The reasoning is simple, but what is high and what is low, is there an actionable standard of judgment? This is the key to testing the wisdom and ability of investors.
In Max's The Most Important Thing About Investing, Chapter 3 talks about how to find this standard: accurately assessing the intrinsic value of an asset.
1. Why is it important to have an accurate estimate of intrinsic value?
The reason why the most useful strategy is to assess the intrinsic value of an asset is that if you can accurately locate the value of an asset, you can know whether the market price is high or low in comparison, and you can determine the point at which to buy and sell.
From there, it is possible to buy at a price lower than the intrinsic value of the asset, and sell at a higher price, thus realizing the true low buy high sell.
Therefore, an accurate assessment of the value of an asset is the first step in investing, which is the core of value investing.
2. How to make an accurate estimate of intrinsic value?
In fact, every investor assesses the value of assets all the time.
As if you want to buy a used car, you have to objectively evaluate the true value of the target car in order to call out the price below the value and buy more value.
In fact, most people who invest are not evaluating at all, based on hearsay, or even their own unreliable intuitive judgment.
It's like running around with a torch in a powder keg, full of risks that they're blind to, and less likely to make an accurate assessment of asset value.
Marks points out that there are two types of common value assessments: based on the characteristics of the company, i.e., "fundamentals" and based on the behavior of the asset's own price.
The former is based on judging the intrinsic value of an asset and buying or selling when the price deviates from the intrinsic value, whereas the latter bases its decision-making entirely on predicting the asset's price behavior.
The former includes value and growth investing, while the latter includes technical and volume trading, with Marks emphasizing the first two approaches to asset valuation.
3. Why is valuation based on the behavior of a security's own price unreliable?
The central reason why investment decisions based on technical analysis and stock price behavior are unreliable is the random walk hypothesis.
The random walk hypothesis states that asset prices are independent and uncorrelated in any given market.
The probability of whether an asset price goes up or down in the next second is 50%, just like flipping a coin, which is a random process.
The random walk hypothesis suggests that the fact that assets have risen continuously over the past period of time doesn't tell you what tomorrow's prices will be.
So, based on technical analysis and price action analysis, there is no realistic guidance for investing.
4. Why is value-based investing more reliable compared to growth-based?
The goal of a value investor is to find the current intrinsic value of an asset and buy when the price is below the current value.
A growth investor's goal is to find assets that will increase in value quickly in the future and buy them.
Value investing emphasizes tangible factors and focuses on the current value of an asset; Growth investing emphasizes the future potential of an asset, not its current attributes.

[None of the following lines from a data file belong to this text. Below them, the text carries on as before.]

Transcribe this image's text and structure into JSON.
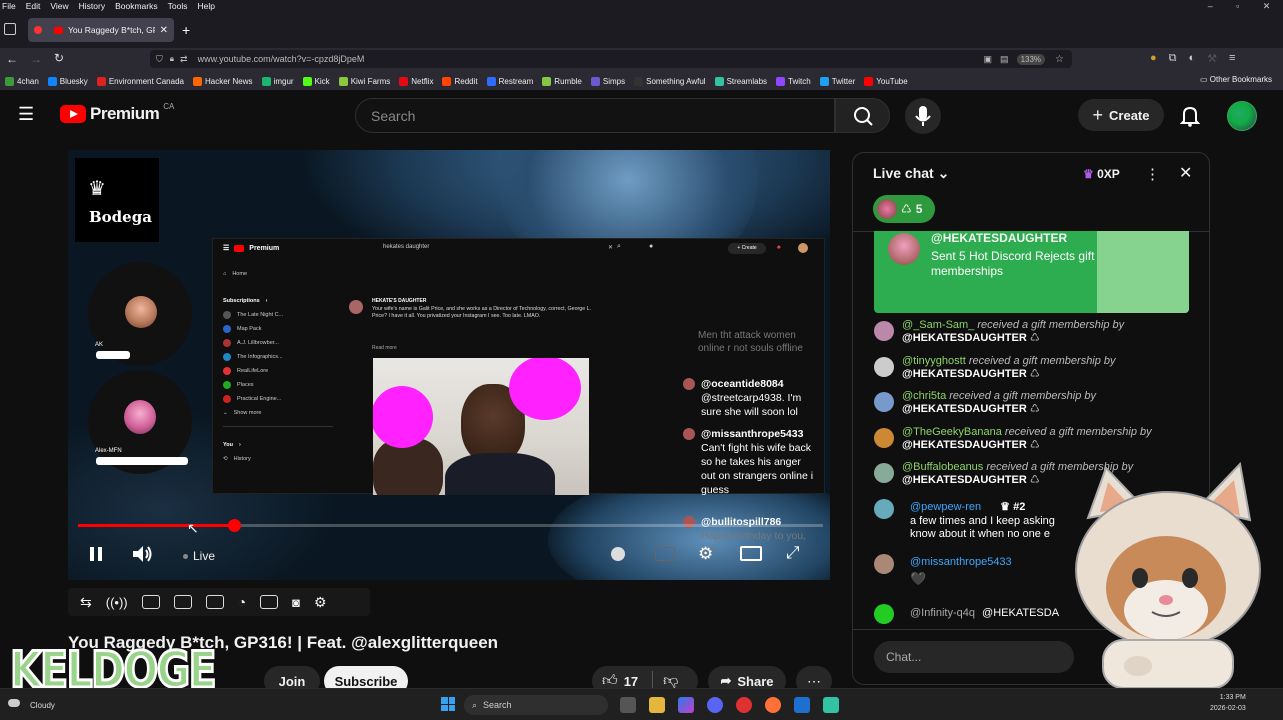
{
  "browser": {
    "menu": [
      "File",
      "Edit",
      "View",
      "History",
      "Bookmarks",
      "Tools",
      "Help"
    ],
    "tab_title": "You Raggedy B*tch, GP316! | Feat. @alexglitterqueen",
    "tab_title_display": "You Raggedy B*tch, GP316",
    "url": "www.youtube.com/watch?v=-cpzd8jDpeM",
    "zoom": "133%",
    "bookmarks": [
      {
        "label": "4chan",
        "color": "#3b9b3b"
      },
      {
        "label": "Bluesky",
        "color": "#1185fe"
      },
      {
        "label": "Environment Canada",
        "color": "#d22"
      },
      {
        "label": "Hacker News",
        "color": "#ff6600"
      },
      {
        "label": "imgur",
        "color": "#1bb76e"
      },
      {
        "label": "Kick",
        "color": "#53fc18"
      },
      {
        "label": "Kiwi Farms",
        "color": "#8cc63f"
      },
      {
        "label": "Netflix",
        "color": "#e50914"
      },
      {
        "label": "Reddit",
        "color": "#ff4500"
      },
      {
        "label": "Restream",
        "color": "#2f6bff"
      },
      {
        "label": "Rumble",
        "color": "#85c742"
      },
      {
        "label": "Simps",
        "color": "#6a5acd"
      },
      {
        "label": "Something Awful",
        "color": "#333"
      },
      {
        "label": "Streamlabs",
        "color": "#31c3a2"
      },
      {
        "label": "Twitch",
        "color": "#9146ff"
      },
      {
        "label": "Twitter",
        "color": "#1da1f2"
      },
      {
        "label": "YouTube",
        "color": "#ff0000"
      }
    ],
    "other_bookmarks": "Other Bookmarks"
  },
  "youtube": {
    "logo": "Premium",
    "region": "CA",
    "search_placeholder": "Search",
    "create_label": "Create",
    "video_title": "You Raggedy B*tch, GP316! | Feat. @alexglitterqueen",
    "join_label": "Join",
    "subscribe_label": "Subscribe",
    "like_count": "17",
    "share_label": "Share",
    "player": {
      "live_label": "Live",
      "progress": 0.21,
      "bodega_label": "Bodega",
      "participant_1": "AK",
      "participant_2": "Alex-MFN",
      "inner": {
        "logo": "Premium",
        "search_text": "hekates daughter",
        "create": "Create",
        "home": "Home",
        "subscriptions": "Subscriptions",
        "subs": [
          {
            "label": "The Late Night C...",
            "color": "#555"
          },
          {
            "label": "Map Pack",
            "color": "#2a66c9"
          },
          {
            "label": "A.J. Lillbrowber...",
            "color": "#a33"
          },
          {
            "label": "The Infographics...",
            "color": "#1e88c4"
          },
          {
            "label": "RealLifeLore",
            "color": "#d33"
          },
          {
            "label": "Places",
            "color": "#2a2"
          },
          {
            "label": "Practical Engine...",
            "color": "#c22"
          }
        ],
        "show_more": "Show more",
        "you": "You",
        "history": "History",
        "comment_author": "HEKATE'S DAUGHTER",
        "comment_text": "Your wife's name is Galit Price, and she works as a Director of Technology, correct, George L. Price? I have it all. You privatized your Instagram I see. Too late. LMAO.",
        "read_more": "Read more",
        "chat_faded": "Men tht attack women online r not souls offline",
        "chat": [
          {
            "user": "@oceantide8084",
            "text": "@streetcarp4938. I'm sure she will soon lol"
          },
          {
            "user": "@missanthrope5433",
            "text": "Can't fight his wife back so he takes his anger out on strangers online i guess"
          },
          {
            "user": "@bullitospill786",
            "text": "Happy birthday to you, girl"
          }
        ]
      }
    },
    "chat": {
      "title": "Live chat",
      "xp": "0XP",
      "members_count": "5",
      "gift_user": "@HEKATESDAUGHTER",
      "gift_text": "Sent 5 Hot Discord Rejects gift memberships",
      "messages": [
        {
          "user": "@_Sam-Sam_",
          "text": "received a gift membership by",
          "by": "@HEKATESDAUGHTER",
          "color": "#b8a"
        },
        {
          "user": "@tinyyghostt",
          "text": "received a gift membership by",
          "by": "@HEKATESDAUGHTER",
          "color": "#ccc"
        },
        {
          "user": "@chri5ta",
          "text": "received a gift membership by",
          "by": "@HEKATESDAUGHTER",
          "color": "#79c"
        },
        {
          "user": "@TheGeekyBanana",
          "text": "received a gift membership by",
          "by": "@HEKATESDAUGHTER",
          "color": "#c83"
        },
        {
          "user": "@Buffalobeanus",
          "text": "received a gift membership by",
          "by": "@HEKATESDAUGHTER",
          "color": "#8a9"
        }
      ],
      "pewpew_user": "@pewpew-ren",
      "pewpew_badge": "#2",
      "pewpew_text": "a few times and I keep asking know about it when no one e",
      "missanthrope_user": "@missanthrope5433",
      "missanthrope_text": "🖤",
      "infinity_user": "@Infinity-q4q",
      "infinity_text": "@HEKATESDA",
      "input_placeholder": "Chat..."
    },
    "overlay_text": "KELDOGE"
  },
  "taskbar": {
    "weather": "Cloudy",
    "search": "Search",
    "time": "1:33 PM",
    "date": "2026-02-03"
  }
}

So the real choice seems to be not between value and growth, but between current value and future value.
Growth investing bets on future performance that may or may not materialize, while value investing is largely based on analyzing a company's current value.
The future is uncertain, so Marks believes that value investing is more reliable than growth investing.

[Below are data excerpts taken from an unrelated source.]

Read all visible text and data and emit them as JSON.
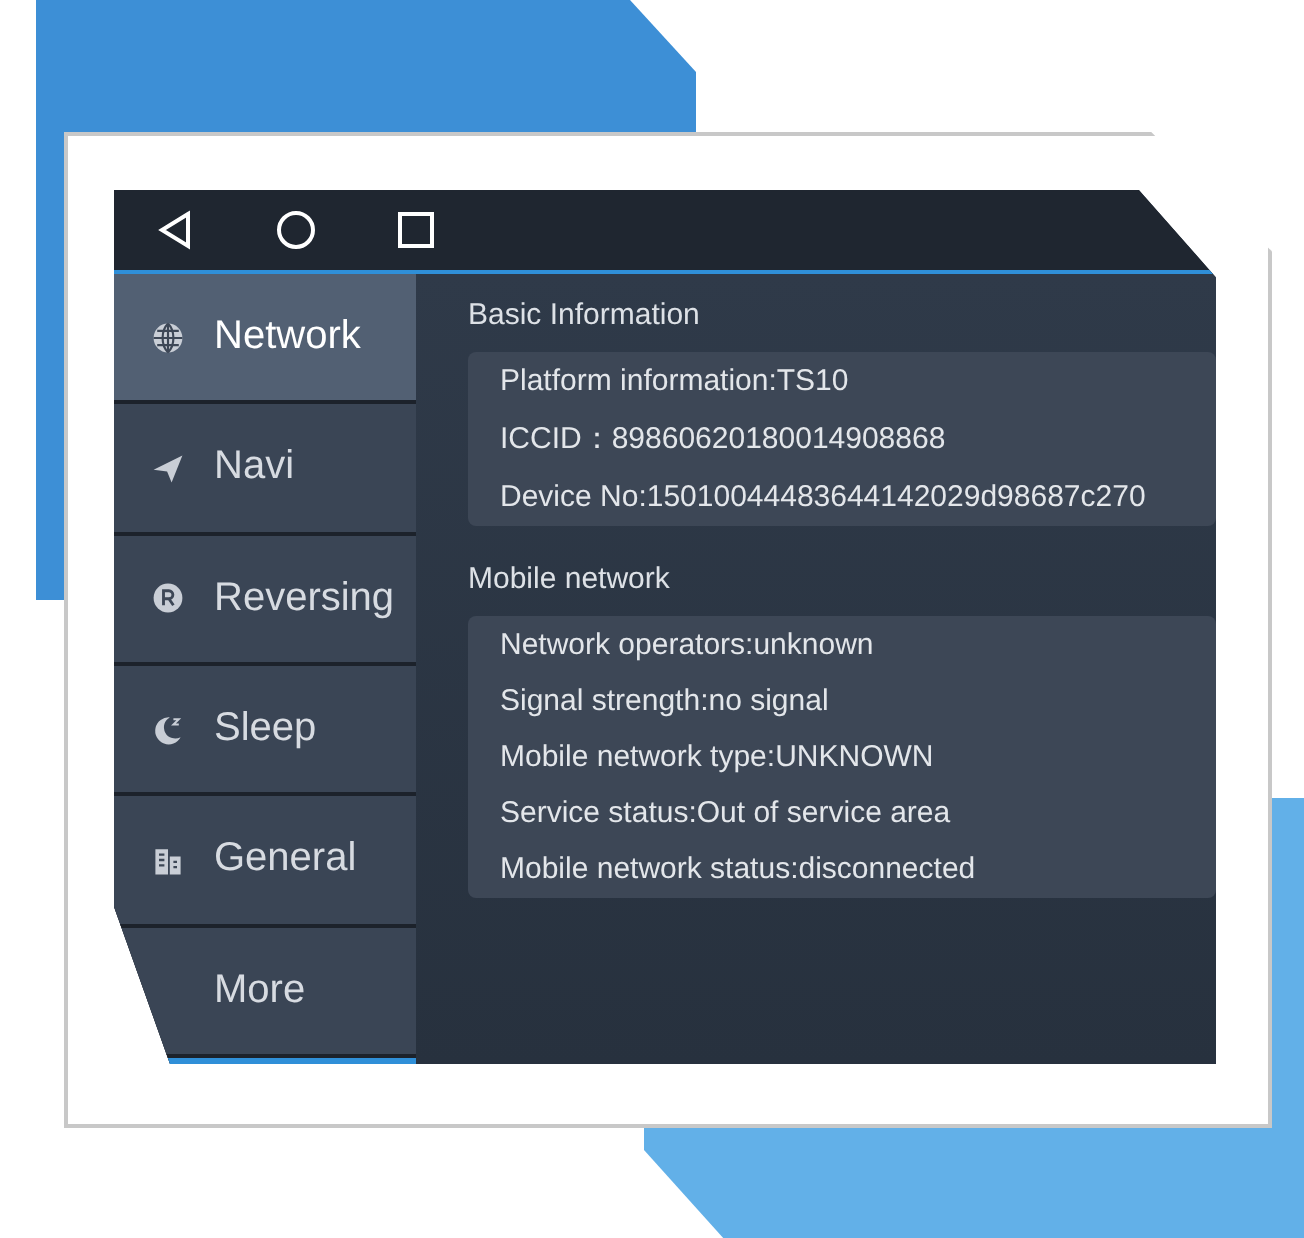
{
  "sidebar": {
    "items": [
      {
        "label": "Network",
        "selected": true
      },
      {
        "label": "Navi",
        "selected": false
      },
      {
        "label": "Reversing",
        "selected": false
      },
      {
        "label": "Sleep",
        "selected": false
      },
      {
        "label": "General",
        "selected": false
      },
      {
        "label": "More",
        "selected": false
      }
    ]
  },
  "sections": [
    {
      "title": "Basic Information",
      "lines": [
        "Platform information:TS10",
        "ICCID：89860620180014908868",
        "Device No:15010044483644142029d98687c270"
      ]
    },
    {
      "title": "Mobile network",
      "lines": [
        "Network operators:unknown",
        "Signal strength:no signal",
        "Mobile network type:UNKNOWN",
        "Service status:Out of service area",
        "Mobile network status:disconnected"
      ]
    }
  ]
}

5. What is the quote that sticks out?
Making a decision based on value investing does not guarantee ultimate success, but also long-term holding. The process will occur when the price is lower than their own purchase price to remain firm, as an investment proverb says.
6. Summarize
Personal experience of "fixed investment to change fate" and this book, compared to the value of investment and trend of investment to say more clear and comprehensive.
For example, about trend investment is actually similar to growth investment, one thing is to choose the investment target to be able to long-term sustained growth, and in the two big cycles will inevitably show the value of the original.
Another example is that trend investing based on short-term prices is meaningless, but trend investing based on long-term perspectives and macro-observations is the most valuable, and this is where the difference lies.